The opening of Fire Station 22 on Friday fulfilled a promise made by Mayor Michelle Kaufusi that the $69 million bond voters had previously approved would complete both the station and the new city hall.

Now, it’s time to see the city hall come to fruition. Scott Henderson, manager over the construction of the new city hall, presented the renderings to the council at its last meeting, presenting on how the rest of the bond will be put to use.

“Building in the historic core of Provo has created its share of site issues, with old foundations, storage tanks and swimming pools uncovered, but the community made it clear that this generational feature belonged in the downtown, and all extra efforts will be rewarded by the final product,” Henderson said.

Construction on the new Provo city hall officially began Feb. 10 at 10 a.m. with the demolition of the old Rocky Mountain Drive-in at 50 S. 500 West.

After more than two years of looking at options and warming residents to the needs and wants of the city, voters approved the Police, Fire and City Facilities Bond in Nov. 2018. That vote authorized the city to issue up to $69 million in general obligation bonds for the new city center and for a remodel on Fire Station 22.

“Provo City Center will be the ‘Citizens’ City Center,’ and I want each citizen to be able to track the construction progress, know their money is being wisely spent and feel confident we are keeping the promises we made to them,” Kaufusi said at the groundbreaking.

The city center is expected to be a 164,000-square-foot building located at the corner of Center Street and 500 West and will anchor the downtown. One half of the city center will be devoted to public safety and include a new police and fire department headquarters.

The existing city center, built in 1972, is not seismically sound and is inadequate in meeting the needs of Provo citizens. It is more cost-effective to replace than rebuild, Kaufusi said.

Provo City Center is being designed using the Construction Manager/General Contractor method. This method — used on both the Recreation Center and Energy Building — allows Provo City, the design team, the contractor and citizens to work together, from design to final construction, to create the most dynamic and cost-effective city center, according to Kaufusi.

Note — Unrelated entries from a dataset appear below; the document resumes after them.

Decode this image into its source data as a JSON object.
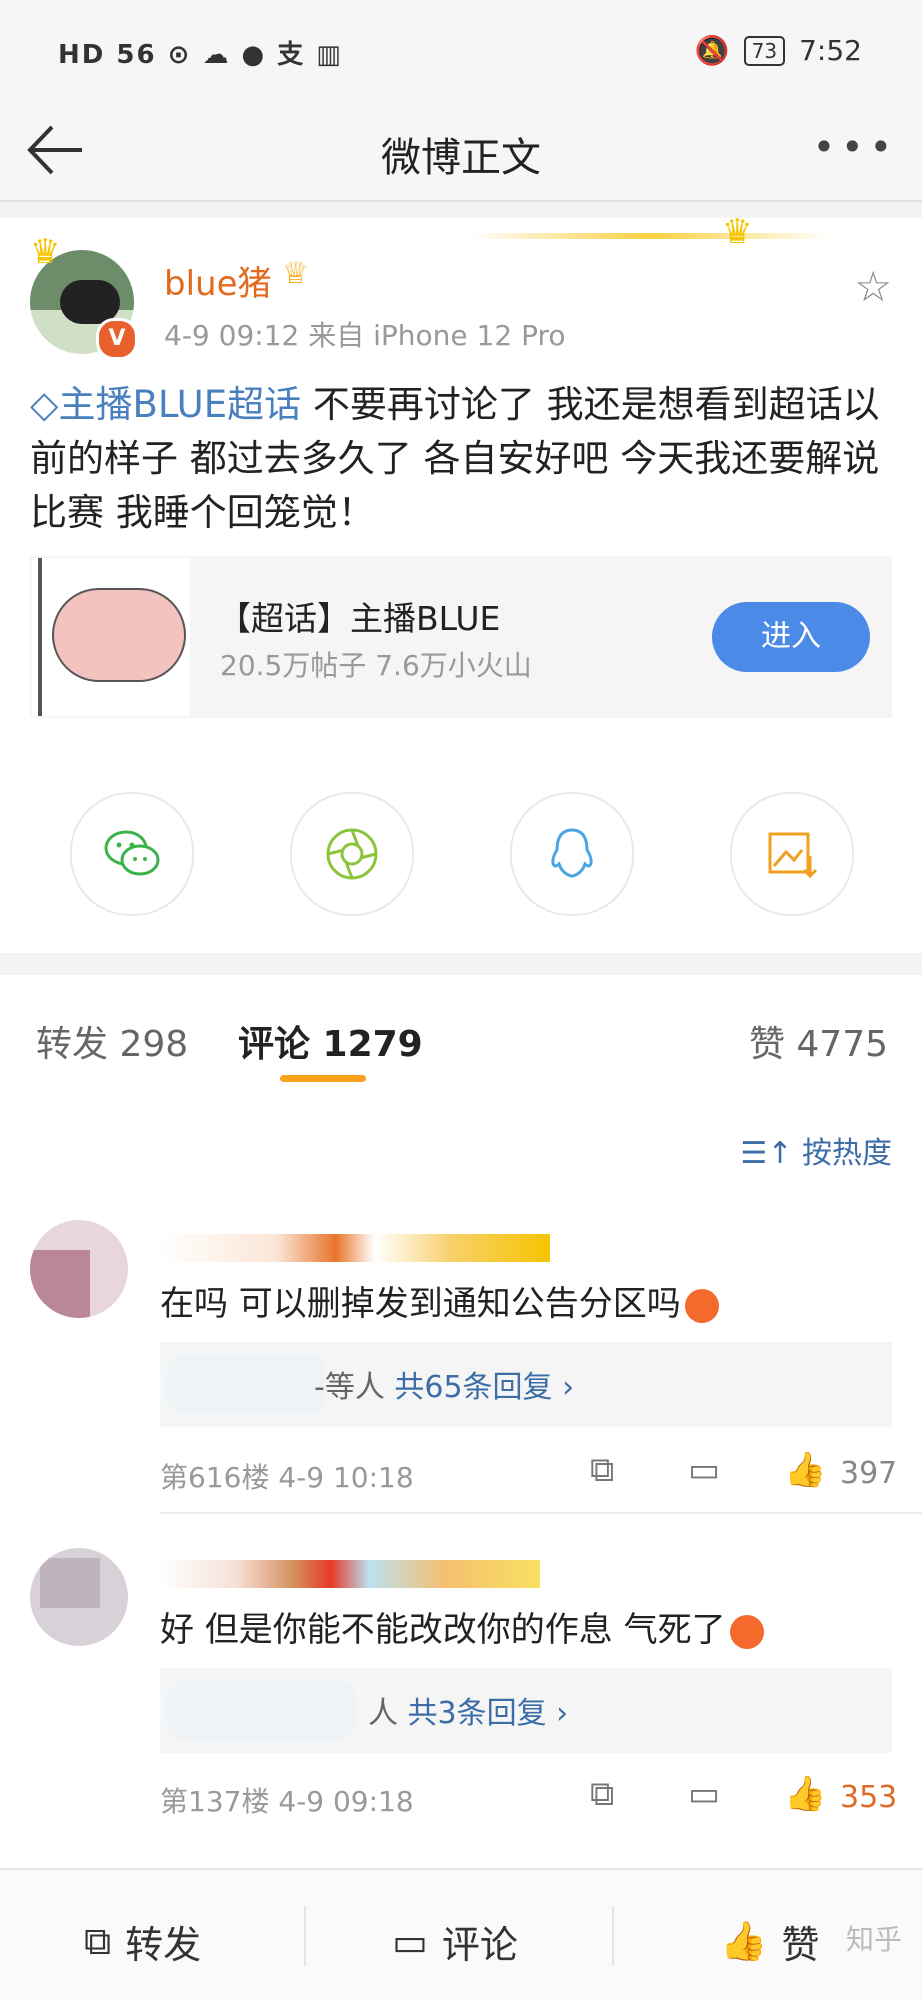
{
  "status": {
    "left_icons": "HD 56 ⊙ ☁ ● 支 ▥",
    "battery": "73",
    "time": "7:52"
  },
  "nav": {
    "title": "微博正文",
    "more": "•••"
  },
  "post": {
    "username": "blue猪",
    "time_source": "4-9 09:12  来自 iPhone 12 Pro",
    "hashtag": "主播BLUE超话",
    "body": " 不要再讨论了 我还是想看到超话以前的样子 都过去多久了 各自安好吧 今天我还要解说比赛 我睡个回笼觉！"
  },
  "topic_card": {
    "name": "【超话】主播BLUE",
    "stats": "20.5万帖子 7.6万小火山",
    "enter_label": "进入"
  },
  "share_icons": [
    "wechat-icon",
    "moments-icon",
    "qq-icon",
    "save-image-icon"
  ],
  "tabs": {
    "repost": "转发 298",
    "comment": "评论 1279",
    "like": "赞 4775"
  },
  "sort": {
    "label": "☰↑ 按热度"
  },
  "comments": [
    {
      "text": "在吗 可以删掉发到通知公告分区吗",
      "reply_prefix": "-等人",
      "reply_count": "共65条回复 ›",
      "floor_time": "第616楼  4-9 10:18",
      "likes": "397",
      "liked": false
    },
    {
      "text": "好  但是你能不能改改你的作息  气死了",
      "reply_prefix": "人",
      "reply_count": "共3条回复 ›",
      "floor_time": "第137楼  4-9 09:18",
      "likes": "353",
      "liked": true
    }
  ],
  "bottom_bar": {
    "repost": "转发",
    "comment": "评论",
    "like": "赞"
  },
  "watermark": "知乎"
}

“From conception to design, the Provo City Center has been citizen-centered,” Henderson added. “Through analyzing current city operations, as well as incorporating public outreach, we have designed a functional space to meet the daily needs of our citizens. We want the citizen experience to be such that they find it convenient, rather than confusing, as has been the case.”

The entire design is citizen centric in order to deliver Provo City services in the most efficient way possible, Henderson said.

Renderings show a light and open grand lobby, and the interior design includes a modern touch. Rooms, such as the City Council Chambers, are larger and may be transformed for other meeting spaces. All amenities meet standards for accessibility in accordance with the Americans With Disabilities Act.

“The internal lobby spine will create an open and inviting feeling to greet our citizens upon their arrival at the seat of our local government,” Henderson said.

The building will include energy-saving measures and is environmentally greener than previous projects, Henderson said.

“The new city center project will lead the way in sustainable building design and efficient operations,” he said.

Construction is expected to meet completion in 2022.